He was born in Greece, schooled in France, Germany and Scotland, trained in England and served in World War II naval theatres on the Indian Ocean and the Mediterranean Sea.
And, 10 times with his wife and less frequently solo, Prince Philip - who died Friday aged 99 - crossed multiple oceans to reach a collection of islands so far from the seat of the British monarchy any kilometres further and he'd have found himself on his way back.
The first time, in the summer of 1953-1954, his wife Elizabeth was not only the newly crowned Queen but, s young mum of two.
Preparations, although tempered by the tragedy of Tangiwai - Prince Philip would lay a wreath at a mass funeral for victims of the Christmas Eve disaster - went far beyond digging out the bunting.
Sheep were dyed in the colours of the Union Jack, screens put up to block tired buildings and an army of kids in freshly sewn clothes were sent to parks, squares and train stations across the land.
Rotorua girl Miriama Searancke, 13, was among them, walking to Arawa Park alongside thousands of performers and spectators in her new red shoes with a Crown and the initials ER fixed to the side.
"Everybody came to perform for the Queen," Searancke told the Daily Post in 2018.
"It was amazing."
The 38-day tour took the couple to 46 towns or cities and 110 functions, with three-quarters of the country estimated to have spotted a royal wave.
As with all the couple's official tours over more than seven decades of marriage, Prince Philip was usually in the background.
When Pat Jamieson joined the crowds calling "We want the Queen" outside Revington's Hotel in Greymouth, she was convinced she actually got the couple onto the balcony
after - in a quiet moment - calling out "I want the Duke".
The 11-year-old had shared a moment with the consort earlier that day after running half a mile alongside their car during a street parade, she later told the Government's NZHistory website.
"The Duke of Edinburgh looked across and said, 'If you run much further, you will burst'."
He was known for a long list of blunt - and often outrageous - remarks.

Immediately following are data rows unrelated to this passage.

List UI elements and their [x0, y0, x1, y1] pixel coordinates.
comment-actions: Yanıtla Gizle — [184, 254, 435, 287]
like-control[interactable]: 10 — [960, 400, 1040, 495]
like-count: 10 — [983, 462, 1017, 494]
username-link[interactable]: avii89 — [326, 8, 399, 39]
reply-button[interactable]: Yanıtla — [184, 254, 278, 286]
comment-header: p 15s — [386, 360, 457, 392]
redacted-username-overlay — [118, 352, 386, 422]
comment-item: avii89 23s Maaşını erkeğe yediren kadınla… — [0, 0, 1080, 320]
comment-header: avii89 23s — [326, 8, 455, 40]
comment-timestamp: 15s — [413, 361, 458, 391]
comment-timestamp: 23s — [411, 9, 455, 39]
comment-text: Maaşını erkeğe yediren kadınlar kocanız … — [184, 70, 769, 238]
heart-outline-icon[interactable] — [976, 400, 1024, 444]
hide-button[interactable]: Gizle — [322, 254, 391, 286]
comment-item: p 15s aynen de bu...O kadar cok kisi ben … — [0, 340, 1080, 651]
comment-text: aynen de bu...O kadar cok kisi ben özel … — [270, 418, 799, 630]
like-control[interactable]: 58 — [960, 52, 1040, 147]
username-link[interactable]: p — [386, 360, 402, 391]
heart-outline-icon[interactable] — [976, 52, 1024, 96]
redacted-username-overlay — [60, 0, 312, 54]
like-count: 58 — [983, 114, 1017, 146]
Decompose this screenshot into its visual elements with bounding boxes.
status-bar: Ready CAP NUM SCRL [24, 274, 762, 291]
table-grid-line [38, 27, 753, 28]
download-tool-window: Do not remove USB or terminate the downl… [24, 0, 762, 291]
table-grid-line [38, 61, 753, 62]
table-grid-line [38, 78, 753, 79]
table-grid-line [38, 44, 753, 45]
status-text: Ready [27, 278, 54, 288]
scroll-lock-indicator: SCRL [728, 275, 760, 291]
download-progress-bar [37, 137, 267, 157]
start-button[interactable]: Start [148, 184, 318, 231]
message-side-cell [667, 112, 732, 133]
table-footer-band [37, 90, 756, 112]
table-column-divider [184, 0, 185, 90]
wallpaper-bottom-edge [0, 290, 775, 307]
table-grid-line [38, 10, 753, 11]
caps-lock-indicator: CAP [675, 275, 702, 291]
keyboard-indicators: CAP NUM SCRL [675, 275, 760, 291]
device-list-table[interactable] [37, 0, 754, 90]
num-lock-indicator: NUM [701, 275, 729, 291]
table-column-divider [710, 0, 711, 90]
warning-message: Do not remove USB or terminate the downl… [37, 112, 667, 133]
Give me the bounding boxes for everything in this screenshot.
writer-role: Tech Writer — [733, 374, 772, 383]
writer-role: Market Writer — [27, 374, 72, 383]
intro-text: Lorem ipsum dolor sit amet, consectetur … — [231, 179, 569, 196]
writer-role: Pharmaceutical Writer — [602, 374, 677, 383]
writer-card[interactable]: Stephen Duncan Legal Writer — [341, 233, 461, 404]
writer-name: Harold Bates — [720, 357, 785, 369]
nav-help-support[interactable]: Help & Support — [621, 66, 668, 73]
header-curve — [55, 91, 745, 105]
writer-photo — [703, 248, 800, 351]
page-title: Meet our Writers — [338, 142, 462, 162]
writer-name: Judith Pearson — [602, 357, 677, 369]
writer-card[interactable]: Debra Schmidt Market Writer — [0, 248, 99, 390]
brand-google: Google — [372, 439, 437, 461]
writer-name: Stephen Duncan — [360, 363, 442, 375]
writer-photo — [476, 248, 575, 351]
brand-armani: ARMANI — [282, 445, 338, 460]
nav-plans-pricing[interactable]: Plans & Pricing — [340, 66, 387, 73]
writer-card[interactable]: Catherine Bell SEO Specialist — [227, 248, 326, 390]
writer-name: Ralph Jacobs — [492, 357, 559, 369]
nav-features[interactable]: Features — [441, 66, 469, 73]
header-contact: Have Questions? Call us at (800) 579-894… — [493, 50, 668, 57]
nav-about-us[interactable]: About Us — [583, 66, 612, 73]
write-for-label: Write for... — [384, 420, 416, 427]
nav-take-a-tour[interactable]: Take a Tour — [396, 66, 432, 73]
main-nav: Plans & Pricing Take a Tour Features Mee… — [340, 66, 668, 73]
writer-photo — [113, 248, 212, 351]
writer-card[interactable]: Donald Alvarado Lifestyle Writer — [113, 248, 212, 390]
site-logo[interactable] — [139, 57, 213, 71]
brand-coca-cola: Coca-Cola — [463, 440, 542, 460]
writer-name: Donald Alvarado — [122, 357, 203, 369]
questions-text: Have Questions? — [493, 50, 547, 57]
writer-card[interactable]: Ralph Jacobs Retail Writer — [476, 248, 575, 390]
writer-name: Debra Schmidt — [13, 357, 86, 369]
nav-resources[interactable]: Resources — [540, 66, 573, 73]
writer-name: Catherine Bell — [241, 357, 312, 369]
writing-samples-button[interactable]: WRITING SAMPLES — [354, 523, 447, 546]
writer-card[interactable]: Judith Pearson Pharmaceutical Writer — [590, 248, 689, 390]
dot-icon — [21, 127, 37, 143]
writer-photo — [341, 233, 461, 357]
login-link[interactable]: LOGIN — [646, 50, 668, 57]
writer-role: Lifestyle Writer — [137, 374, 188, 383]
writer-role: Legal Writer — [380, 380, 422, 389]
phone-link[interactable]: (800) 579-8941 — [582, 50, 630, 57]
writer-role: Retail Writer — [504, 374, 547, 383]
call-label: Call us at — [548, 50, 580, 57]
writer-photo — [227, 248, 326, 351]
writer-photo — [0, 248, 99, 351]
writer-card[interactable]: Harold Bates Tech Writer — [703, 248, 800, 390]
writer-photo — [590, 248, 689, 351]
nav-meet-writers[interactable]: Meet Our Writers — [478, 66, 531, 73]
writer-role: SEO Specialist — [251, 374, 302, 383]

One, made in a 1954 letter to Australian politician Sir Harold Hartley and unearthed last year, painted a different picture of the Duke of Edinburgh's thoughts on New Zealand and its inhabitants than could be gleaned from a spontaneous wave or a laying of a wreath.
Māori were treated in New Zealand like "museum pieces and domestic pets", he wrote, and the country was "the perfect welfare state" which was "over-governed with not much room for initiative".
He was, however, impressed by a museum exhibition of Māori culture, a special interest after reading The Coming of the Māori by Sir Peter Buck / Te Rangi Hīroa (Ngāti Mutunga).
And the people were "universally charming and on the whole most considerate", he wrote.
He'd be back two years later - alone - popping in after the Melbourne Olympics.
A decade after their first, wildly successful New Zealand tour, the royal couple sailed into the Bay of Islands on the Royal Yacht Britannia on Waitangi Day 1963, visiting ports around the country, including Nelson, from which the Duke - whose flagship Duke of Edinburgh Award programme helped thousands of young people master valuable life
skills - visited the Outward Bound School at Anakiwa.
The Queen and Duke, along with a young Prince Charles and Princess Anne, were back seven years later for the James Cook bicentenary, where they debuted the royal "walkabout".
The royal couple would return for the Commonwealth Games in Christchurch four years later, three years after that to mark the Queen's Silver Jubilee - thought by some to have come closest to matching the excitement of a quarter of a century earlier - and, in 1981, a short visit followed a Commonwealth Heads of Government conference over the ditch.
It might've been brief, but the 1981 tour left the country with the endearing memory of Ginette McDonald's Lyn of Tawa addressing the royals directly at the Royal Variety Performance.
McDonald, in character with her braless, blue jumpsuit outfit and broad Kiwi accent, won over the Duke when she made a comment about the royals opening Tawa's memorial paddling pool.
"The Queen didn't laugh at anything," McDonald later told the New Zealand Women's Weekly.
"It was Prince Philip who engaged with me. We met them afterwards and he muttered things in my ear. He said he liked the sound of the 'piddling' pool."
The next most prominent visit came in 1990, when New Zealand marked 150 years since the signing of Te Tiriti o Waitangi and Auckland hosted the Commonwealth Games, with the Queen, Duke and their son Prince Edward in attendance.
The last New Zealand visit by the pair was in 2002, with the only glitch relating to an errant Daimler, which suffered a flat battery.
The Daimler, only used for visits by head of state, suffered a flat battery.
As the royal couple waited on their now stationary Australia-bound aircraft, airport workers had the ignominious task of pushing the incapacitated car out of the way.